## Monday, February 26, 2018

### Recent Direct Top Quark Width Measurement

According to this paper (recently updated from an earlier September version) containing the latest top quark width measurement (which is a function of its mean lifetime, a large decay width translates to a short mean lifetime with a top quark having a mean lifetime a bit more than 10^-25 seconds), the Standard Model prediction for the top quark width is:
The top quark is the heaviest particle in the Standard Model (SM) of elementary particle physics, discovered more than 20 years ago in 1995. Due to its large mass of around 173 GeV, the lifetime of the top quark is extremely short. Hence, its decay width is the largest of all SM fermions. A next-to-leading-order (NLO) calculation predicts a decay width of Γt = 1.33 GeV for a top-quark mass (mt) of 172.5 GeV. Variations of the parameters entering the NLO calculation, the W-boson mass, the strong coupling constant αS, the Fermi coupling constant GF and the Cabibbo–Kobayashi–Maskawa (CKM) matrix element Vtb, within experimental uncertainties yield an uncertainty of 6%. The recent next-to-next-to-leading-order (NNLO) calculation predicts Γt = 1.322 GeV for mt = 172.5 GeV and αS = 0.1181.
A 6% uncertainty is +/- 0.08 GeV, although the error from NLO to NNLO differences is surprisingly small, which suggests that this is a sufficient number of loops for this calculation. This implies that the top quark width at a mass of 172.5 GeV is in a one sigma range of 1.25 to 1.41 GeV if the Standard Model is correct.

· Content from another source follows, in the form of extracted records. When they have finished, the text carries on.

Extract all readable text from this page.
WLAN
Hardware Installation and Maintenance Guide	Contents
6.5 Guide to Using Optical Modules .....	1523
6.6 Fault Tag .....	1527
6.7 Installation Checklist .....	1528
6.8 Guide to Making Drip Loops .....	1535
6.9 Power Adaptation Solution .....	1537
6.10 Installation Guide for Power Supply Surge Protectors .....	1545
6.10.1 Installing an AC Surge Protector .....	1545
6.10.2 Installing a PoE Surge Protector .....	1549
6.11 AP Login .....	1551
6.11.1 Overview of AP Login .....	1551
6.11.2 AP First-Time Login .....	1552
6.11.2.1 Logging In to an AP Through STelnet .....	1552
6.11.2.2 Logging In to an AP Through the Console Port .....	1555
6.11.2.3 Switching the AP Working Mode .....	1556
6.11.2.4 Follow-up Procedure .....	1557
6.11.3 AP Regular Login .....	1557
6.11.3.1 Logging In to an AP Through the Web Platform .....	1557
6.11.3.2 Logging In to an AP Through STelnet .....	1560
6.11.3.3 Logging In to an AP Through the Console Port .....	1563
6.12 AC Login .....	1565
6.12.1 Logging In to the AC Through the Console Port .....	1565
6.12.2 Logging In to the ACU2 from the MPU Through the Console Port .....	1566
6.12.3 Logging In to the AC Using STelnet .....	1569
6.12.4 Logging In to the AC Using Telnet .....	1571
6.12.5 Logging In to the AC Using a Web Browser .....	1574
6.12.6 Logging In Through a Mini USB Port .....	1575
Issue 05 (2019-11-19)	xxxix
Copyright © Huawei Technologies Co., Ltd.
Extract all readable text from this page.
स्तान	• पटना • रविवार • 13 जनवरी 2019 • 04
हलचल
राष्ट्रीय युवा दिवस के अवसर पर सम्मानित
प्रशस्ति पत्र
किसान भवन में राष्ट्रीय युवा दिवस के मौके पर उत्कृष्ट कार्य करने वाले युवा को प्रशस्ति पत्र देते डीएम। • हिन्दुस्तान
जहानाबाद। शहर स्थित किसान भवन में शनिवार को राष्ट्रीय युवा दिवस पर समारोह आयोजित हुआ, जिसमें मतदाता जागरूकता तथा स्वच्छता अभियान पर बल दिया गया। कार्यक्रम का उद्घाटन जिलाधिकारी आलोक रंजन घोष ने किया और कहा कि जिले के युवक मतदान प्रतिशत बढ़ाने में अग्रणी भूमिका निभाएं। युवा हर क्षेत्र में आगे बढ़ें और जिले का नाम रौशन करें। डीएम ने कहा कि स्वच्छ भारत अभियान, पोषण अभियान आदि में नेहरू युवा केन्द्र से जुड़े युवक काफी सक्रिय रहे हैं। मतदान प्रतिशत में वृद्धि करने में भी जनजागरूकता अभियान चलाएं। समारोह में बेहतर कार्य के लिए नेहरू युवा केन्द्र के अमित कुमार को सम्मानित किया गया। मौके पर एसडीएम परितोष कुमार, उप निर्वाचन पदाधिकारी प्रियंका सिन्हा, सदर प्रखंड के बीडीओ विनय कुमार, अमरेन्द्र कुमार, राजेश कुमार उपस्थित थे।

This compares to the following direct measurement of the top quark width from the Run-1 LHC data from the ATLAS experiment:
This paper presents a direct measurement of the decay width of the top quark using tt¯ events in the lepton+jets final state. The data sample was collected by the ATLAS detector at the LHC in proton-proton collisions at a centre-of-mass energy of 8 TeV and corresponds to an integrated luminosity of 20.2 fb^−1. The decay width of the top quark is measured using a template fit to distributions of kinemat ic observables associated with the hadronically and semileptonically decaying top quarks. The result,
Γt=1.76±0.33(stat.)+0.79−0.68(syst.)GeV
for a top-quark mass of 172.5 GeV, is consistent with the prediction of the Standard Model.
The value with the combined error on the latest combined width measurement of the top quark is 1.76+0.86-0.76, which expressed as a one sigma range is 1.00 to 2.62.

Of course, experimental consistency with the predictions of the Standard Model isn't very impressive when the error bars on your experimental measurement are huge (at least on a percentage basis).

Incidentally, a somewhat higher than predicted width tends to favor a somewhat higher than currently estimated mass for the top quark. But, given that the precision of the top quark mass measurement is so much greater than the precision of the top quark width measurement, it doesn't make a lot of sense to make determinations in that direction.

By the end of the LHC experiment's run, the statistical error will decrease by quite a bit, and the systemic error will decrease by a little, and averaging this result with measurements by other means that do not have correlated systemic errors will improve a global estimate further. But, the error will still remain quite significant, so this won't necessarily provide any great insights.